Yokluğunun melhemidir idea'n, hala daha paslı kulaklarımda metalik sesin. Kaybettiklerimin hepsi sensin, bunu bilmek de bana sadece naiflik katıyor aslında.Elinden tutamadığım ve kaçıp gidişin, kazanamadık ki kaybedelim deyişim ve koşar gibi uzaklaşman; ardında benden sende kalan bir anı bile kalmadan, pişmanlık artığı bir adam ve ne istediği bilinmeyen bir kadın...

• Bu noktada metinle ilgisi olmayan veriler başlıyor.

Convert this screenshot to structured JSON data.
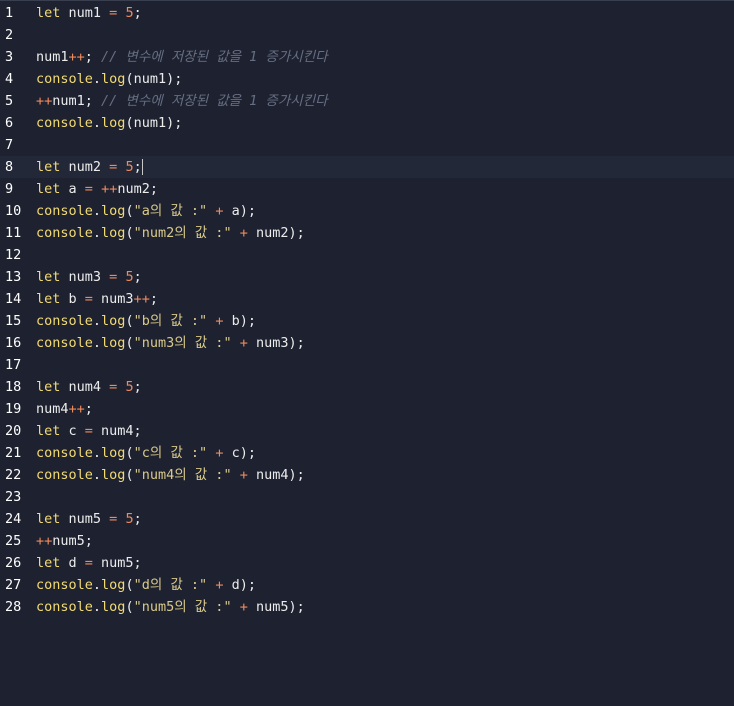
{
  "editor": {
    "active_line": 8,
    "lines": [
      {
        "number": "1",
        "tokens": [
          {
            "t": "let",
            "c": "kw"
          },
          {
            "t": " num1 ",
            "c": "id"
          },
          {
            "t": "=",
            "c": "op"
          },
          {
            "t": " ",
            "c": "id"
          },
          {
            "t": "5",
            "c": "num"
          },
          {
            "t": ";",
            "c": "punc"
          }
        ]
      },
      {
        "number": "2",
        "tokens": []
      },
      {
        "number": "3",
        "tokens": [
          {
            "t": "num1",
            "c": "id"
          },
          {
            "t": "++",
            "c": "op"
          },
          {
            "t": "; ",
            "c": "punc"
          },
          {
            "t": "// 변수에 저장된 값을 1 증가시킨다",
            "c": "cmt"
          }
        ]
      },
      {
        "number": "4",
        "tokens": [
          {
            "t": "console",
            "c": "fn"
          },
          {
            "t": ".",
            "c": "punc"
          },
          {
            "t": "log",
            "c": "fn"
          },
          {
            "t": "(num1);",
            "c": "punc"
          }
        ]
      },
      {
        "number": "5",
        "tokens": [
          {
            "t": "++",
            "c": "op"
          },
          {
            "t": "num1",
            "c": "id"
          },
          {
            "t": "; ",
            "c": "punc"
          },
          {
            "t": "// 변수에 저장된 값을 1 증가시킨다",
            "c": "cmt"
          }
        ]
      },
      {
        "number": "6",
        "tokens": [
          {
            "t": "console",
            "c": "fn"
          },
          {
            "t": ".",
            "c": "punc"
          },
          {
            "t": "log",
            "c": "fn"
          },
          {
            "t": "(num1);",
            "c": "punc"
          }
        ]
      },
      {
        "number": "7",
        "tokens": []
      },
      {
        "number": "8",
        "tokens": [
          {
            "t": "let",
            "c": "kw"
          },
          {
            "t": " num2 ",
            "c": "id"
          },
          {
            "t": "=",
            "c": "op"
          },
          {
            "t": " ",
            "c": "id"
          },
          {
            "t": "5",
            "c": "num"
          },
          {
            "t": ";",
            "c": "punc"
          }
        ],
        "cursor": true
      },
      {
        "number": "9",
        "tokens": [
          {
            "t": "let",
            "c": "kw"
          },
          {
            "t": " a ",
            "c": "id"
          },
          {
            "t": "=",
            "c": "op"
          },
          {
            "t": " ",
            "c": "id"
          },
          {
            "t": "++",
            "c": "op"
          },
          {
            "t": "num2;",
            "c": "id"
          }
        ]
      },
      {
        "number": "10",
        "tokens": [
          {
            "t": "console",
            "c": "fn"
          },
          {
            "t": ".",
            "c": "punc"
          },
          {
            "t": "log",
            "c": "fn"
          },
          {
            "t": "(",
            "c": "punc"
          },
          {
            "t": "\"a의 값 :\"",
            "c": "str"
          },
          {
            "t": " ",
            "c": "id"
          },
          {
            "t": "+",
            "c": "op"
          },
          {
            "t": " a);",
            "c": "punc"
          }
        ]
      },
      {
        "number": "11",
        "tokens": [
          {
            "t": "console",
            "c": "fn"
          },
          {
            "t": ".",
            "c": "punc"
          },
          {
            "t": "log",
            "c": "fn"
          },
          {
            "t": "(",
            "c": "punc"
          },
          {
            "t": "\"num2의 값 :\"",
            "c": "str"
          },
          {
            "t": " ",
            "c": "id"
          },
          {
            "t": "+",
            "c": "op"
          },
          {
            "t": " num2);",
            "c": "punc"
          }
        ]
      },
      {
        "number": "12",
        "tokens": []
      },
      {
        "number": "13",
        "tokens": [
          {
            "t": "let",
            "c": "kw"
          },
          {
            "t": " num3 ",
            "c": "id"
          },
          {
            "t": "=",
            "c": "op"
          },
          {
            "t": " ",
            "c": "id"
          },
          {
            "t": "5",
            "c": "num"
          },
          {
            "t": ";",
            "c": "punc"
          }
        ]
      },
      {
        "number": "14",
        "tokens": [
          {
            "t": "let",
            "c": "kw"
          },
          {
            "t": " b ",
            "c": "id"
          },
          {
            "t": "=",
            "c": "op"
          },
          {
            "t": " num3",
            "c": "id"
          },
          {
            "t": "++",
            "c": "op"
          },
          {
            "t": ";",
            "c": "punc"
          }
        ]
      },
      {
        "number": "15",
        "tokens": [
          {
            "t": "console",
            "c": "fn"
          },
          {
            "t": ".",
            "c": "punc"
          },
          {
            "t": "log",
            "c": "fn"
          },
          {
            "t": "(",
            "c": "punc"
          },
          {
            "t": "\"b의 값 :\"",
            "c": "str"
          },
          {
            "t": " ",
            "c": "id"
          },
          {
            "t": "+",
            "c": "op"
          },
          {
            "t": " b);",
            "c": "punc"
          }
        ]
      },
      {
        "number": "16",
        "tokens": [
          {
            "t": "console",
            "c": "fn"
          },
          {
            "t": ".",
            "c": "punc"
          },
          {
            "t": "log",
            "c": "fn"
          },
          {
            "t": "(",
            "c": "punc"
          },
          {
            "t": "\"num3의 값 :\"",
            "c": "str"
          },
          {
            "t": " ",
            "c": "id"
          },
          {
            "t": "+",
            "c": "op"
          },
          {
            "t": " num3);",
            "c": "punc"
          }
        ]
      },
      {
        "number": "17",
        "tokens": []
      },
      {
        "number": "18",
        "tokens": [
          {
            "t": "let",
            "c": "kw"
          },
          {
            "t": " num4 ",
            "c": "id"
          },
          {
            "t": "=",
            "c": "op"
          },
          {
            "t": " ",
            "c": "id"
          },
          {
            "t": "5",
            "c": "num"
          },
          {
            "t": ";",
            "c": "punc"
          }
        ]
      },
      {
        "number": "19",
        "tokens": [
          {
            "t": "num4",
            "c": "id"
          },
          {
            "t": "++",
            "c": "op"
          },
          {
            "t": ";",
            "c": "punc"
          }
        ]
      },
      {
        "number": "20",
        "tokens": [
          {
            "t": "let",
            "c": "kw"
          },
          {
            "t": " c ",
            "c": "id"
          },
          {
            "t": "=",
            "c": "op"
          },
          {
            "t": " num4;",
            "c": "id"
          }
        ]
      },
      {
        "number": "21",
        "tokens": [
          {
            "t": "console",
            "c": "fn"
          },
          {
            "t": ".",
            "c": "punc"
          },
          {
            "t": "log",
            "c": "fn"
          },
          {
            "t": "(",
            "c": "punc"
          },
          {
            "t": "\"c의 값 :\"",
            "c": "str"
          },
          {
            "t": " ",
            "c": "id"
          },
          {
            "t": "+",
            "c": "op"
          },
          {
            "t": " c);",
            "c": "punc"
          }
        ]
      },
      {
        "number": "22",
        "tokens": [
          {
            "t": "console",
            "c": "fn"
          },
          {
            "t": ".",
            "c": "punc"
          },
          {
            "t": "log",
            "c": "fn"
          },
          {
            "t": "(",
            "c": "punc"
          },
          {
            "t": "\"num4의 값 :\"",
            "c": "str"
          },
          {
            "t": " ",
            "c": "id"
          },
          {
            "t": "+",
            "c": "op"
          },
          {
            "t": " num4);",
            "c": "punc"
          }
        ]
      },
      {
        "number": "23",
        "tokens": []
      },
      {
        "number": "24",
        "tokens": [
          {
            "t": "let",
            "c": "kw"
          },
          {
            "t": " num5 ",
            "c": "id"
          },
          {
            "t": "=",
            "c": "op"
          },
          {
            "t": " ",
            "c": "id"
          },
          {
            "t": "5",
            "c": "num"
          },
          {
            "t": ";",
            "c": "punc"
          }
        ]
      },
      {
        "number": "25",
        "tokens": [
          {
            "t": "++",
            "c": "op"
          },
          {
            "t": "num5;",
            "c": "id"
          }
        ]
      },
      {
        "number": "26",
        "tokens": [
          {
            "t": "let",
            "c": "kw"
          },
          {
            "t": " d ",
            "c": "id"
          },
          {
            "t": "=",
            "c": "op"
          },
          {
            "t": " num5;",
            "c": "id"
          }
        ]
      },
      {
        "number": "27",
        "tokens": [
          {
            "t": "console",
            "c": "fn"
          },
          {
            "t": ".",
            "c": "punc"
          },
          {
            "t": "log",
            "c": "fn"
          },
          {
            "t": "(",
            "c": "punc"
          },
          {
            "t": "\"d의 값 :\"",
            "c": "str"
          },
          {
            "t": " ",
            "c": "id"
          },
          {
            "t": "+",
            "c": "op"
          },
          {
            "t": " d);",
            "c": "punc"
          }
        ]
      },
      {
        "number": "28",
        "tokens": [
          {
            "t": "console",
            "c": "fn"
          },
          {
            "t": ".",
            "c": "punc"
          },
          {
            "t": "log",
            "c": "fn"
          },
          {
            "t": "(",
            "c": "punc"
          },
          {
            "t": "\"num5의 값 :\"",
            "c": "str"
          },
          {
            "t": " ",
            "c": "id"
          },
          {
            "t": "+",
            "c": "op"
          },
          {
            "t": " num5);",
            "c": "punc"
          }
        ]
      }
    ]
  }
}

Şimdi saf ve temiz duygularım deniz gibi, ne ucu belli, ne üstü, ne dibi; bir sabır zenginiyim üstelik, harekete geçişim akıllıda leke yapmış bir delilik. Ne zaman geleceğini bilmedin, bilmiyorsun, hele ki yokluğun kürek mahkumu iken bu öksüzü merhametinin, sana neler ve neler sunardı,gönül bahçesinden yetiştirdiği her ağacın her dalı ve her meyvesi ile özdeş şimdi acıları ve günahları...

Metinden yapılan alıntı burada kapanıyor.